If Roy is wondering about this, while up at bat, then his faithful baseball bat Wonderboy actually gives him the answer. In this penultimate, pivotal scene, Roy’s beloved bat, with its lightning bolt insignia, splits when he hits a foul ball. Lightning strikes in the sky at the same time, as if the bat’s power is being summoned back home—or, since the bat had been forged from the stump of the tree Roy’s father had died under, perhaps this is a message from Roy’s father himself, reminding him that having a family is greater fortune than mere success at the sport.
Looking at Wonderboy’s splintered remains, Roy turns to the young batboy, Bobby Savoy, whom he had previously helped make a wooden bat of his own, and tells him to pick him out “a winner.” Roy is two strikes down, with only one chance left. Bobby picks out his own bat, the “Savoy Special,” and hands it to Roy, who swings at the incoming ball with all his might. He hits it. With the child’s bat, he belts the baseball so far and so high that it smashes a stadium bulb, spraying the dark field with beads of golden light, through which he runs in slow motion towards home plate. Roy makes this spectacular feat of magic—this memorable moment in his career, possibly even the “greatest” moment in baseball history—precisely because he has decided to give up on his wish to become the greatest player in the game. This decision, made effortlessly and selflessly, finally undoes his punishment, finally sets him free, and finally vanquishes the evil forces that have conspired against him for so long. Set to a crescendoing musical score from James Horner, Roy’s slow-motion lap underscores the triumph of this scene; he can’t turn back time, as he has long been trying to do, but he can linger in this special moment, for a little bit.
The baseball’s smashing into the light sends currents along to the other lamps, exploding them, too. As Roy runs around the bases, to make his final, and greatest home run, veritable fireworks rain down in front of the Judge, Memo, and Gus, who are peeking at the field through the blinds in the darkness of the Judge’s office. The sparks reflect against the Judge’s window-panes, and when he sees the light, he winces as if he’s in physical pain. Because Roy has sacrificed his dreams for the love of his son, rather than sacrificed his life in pursuit of greatness, goodness, and humility have finally, overwhelmingly, triumphed over evil and greed—this time, for good.
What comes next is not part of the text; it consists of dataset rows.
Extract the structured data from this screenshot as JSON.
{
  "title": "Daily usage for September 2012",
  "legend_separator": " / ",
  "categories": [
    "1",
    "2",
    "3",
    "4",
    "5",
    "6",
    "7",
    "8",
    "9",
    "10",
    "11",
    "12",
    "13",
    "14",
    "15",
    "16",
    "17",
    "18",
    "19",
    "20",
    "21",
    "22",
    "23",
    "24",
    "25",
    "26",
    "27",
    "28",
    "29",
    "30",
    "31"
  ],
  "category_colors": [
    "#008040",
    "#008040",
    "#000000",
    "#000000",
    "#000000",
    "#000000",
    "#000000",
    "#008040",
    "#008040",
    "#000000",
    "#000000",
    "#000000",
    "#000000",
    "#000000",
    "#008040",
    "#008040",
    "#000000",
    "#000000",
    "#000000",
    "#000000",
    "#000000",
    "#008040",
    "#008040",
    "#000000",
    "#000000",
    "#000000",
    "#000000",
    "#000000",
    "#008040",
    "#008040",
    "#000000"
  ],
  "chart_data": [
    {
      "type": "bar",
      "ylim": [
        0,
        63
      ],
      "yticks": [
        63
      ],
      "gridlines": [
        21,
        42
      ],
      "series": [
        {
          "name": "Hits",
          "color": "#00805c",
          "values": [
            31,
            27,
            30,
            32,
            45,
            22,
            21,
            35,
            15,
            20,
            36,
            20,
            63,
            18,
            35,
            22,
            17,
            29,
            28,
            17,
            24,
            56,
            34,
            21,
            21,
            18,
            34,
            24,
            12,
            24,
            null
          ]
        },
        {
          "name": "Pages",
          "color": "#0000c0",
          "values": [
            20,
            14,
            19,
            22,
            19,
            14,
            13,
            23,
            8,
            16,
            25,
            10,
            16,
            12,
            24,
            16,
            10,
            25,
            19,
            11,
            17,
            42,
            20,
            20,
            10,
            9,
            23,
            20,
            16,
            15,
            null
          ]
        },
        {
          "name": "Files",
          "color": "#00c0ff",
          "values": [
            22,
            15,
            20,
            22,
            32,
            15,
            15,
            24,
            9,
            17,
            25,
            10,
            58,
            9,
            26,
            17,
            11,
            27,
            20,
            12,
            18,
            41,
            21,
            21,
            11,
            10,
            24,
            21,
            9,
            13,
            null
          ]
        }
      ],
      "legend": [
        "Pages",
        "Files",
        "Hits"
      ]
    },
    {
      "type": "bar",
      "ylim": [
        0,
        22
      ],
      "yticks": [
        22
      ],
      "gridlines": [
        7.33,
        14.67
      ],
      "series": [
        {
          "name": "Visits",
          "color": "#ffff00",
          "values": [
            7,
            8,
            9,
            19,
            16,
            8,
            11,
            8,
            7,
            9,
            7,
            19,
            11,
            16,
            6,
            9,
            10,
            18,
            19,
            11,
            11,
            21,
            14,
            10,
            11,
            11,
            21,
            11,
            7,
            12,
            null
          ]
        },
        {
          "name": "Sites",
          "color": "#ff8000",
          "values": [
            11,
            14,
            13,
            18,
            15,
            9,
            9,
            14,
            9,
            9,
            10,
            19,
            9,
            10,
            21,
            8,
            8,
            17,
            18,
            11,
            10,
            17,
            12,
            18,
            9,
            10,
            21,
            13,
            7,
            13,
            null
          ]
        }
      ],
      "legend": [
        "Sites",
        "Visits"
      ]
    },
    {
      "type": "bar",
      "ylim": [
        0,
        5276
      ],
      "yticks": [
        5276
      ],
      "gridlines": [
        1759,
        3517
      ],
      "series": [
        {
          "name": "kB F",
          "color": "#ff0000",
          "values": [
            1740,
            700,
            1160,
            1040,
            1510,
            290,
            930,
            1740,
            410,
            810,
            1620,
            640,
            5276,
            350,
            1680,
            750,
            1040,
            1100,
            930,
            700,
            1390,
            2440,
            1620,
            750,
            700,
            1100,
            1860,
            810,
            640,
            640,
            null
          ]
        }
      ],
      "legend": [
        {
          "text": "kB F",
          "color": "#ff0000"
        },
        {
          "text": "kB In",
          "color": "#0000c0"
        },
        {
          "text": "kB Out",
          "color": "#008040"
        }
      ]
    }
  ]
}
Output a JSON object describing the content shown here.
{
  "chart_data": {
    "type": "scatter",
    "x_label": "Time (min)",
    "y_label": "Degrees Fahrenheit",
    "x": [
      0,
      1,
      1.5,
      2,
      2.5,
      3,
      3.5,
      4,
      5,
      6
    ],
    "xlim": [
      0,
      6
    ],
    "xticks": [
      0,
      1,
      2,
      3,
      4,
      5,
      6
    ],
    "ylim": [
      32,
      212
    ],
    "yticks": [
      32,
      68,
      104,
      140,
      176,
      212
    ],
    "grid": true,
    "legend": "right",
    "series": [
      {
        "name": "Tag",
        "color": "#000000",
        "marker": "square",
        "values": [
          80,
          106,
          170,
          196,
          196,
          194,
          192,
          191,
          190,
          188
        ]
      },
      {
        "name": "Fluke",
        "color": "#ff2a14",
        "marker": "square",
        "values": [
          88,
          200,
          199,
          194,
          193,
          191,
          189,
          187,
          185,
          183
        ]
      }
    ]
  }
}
Golden droplets of light cut through the dark night, bouncing onto the field themselves, as if cleansing it, blessing it, forever wiping away the influence of the Judge on the ballpark.
*
Neatly completing the film’s circular ending, the final shot of the film is almost the same as one from the beginning: of a father and son playing catch in a Midwestern wheatfield. Only, this time, Roy is the father, not the son. In his final moment at Knights Stadium, Roy is able to make the greatest magic when he agrees to pass the torch—when he understands that his time is up, and he gives himself over to mentor the next generation, instead of prolonging his own glory. Because of this, he is able to have one final moment of extraordinary magic, one last powerful, electric miracle—his longtime reward for the lifetime spent cursed into finding his way.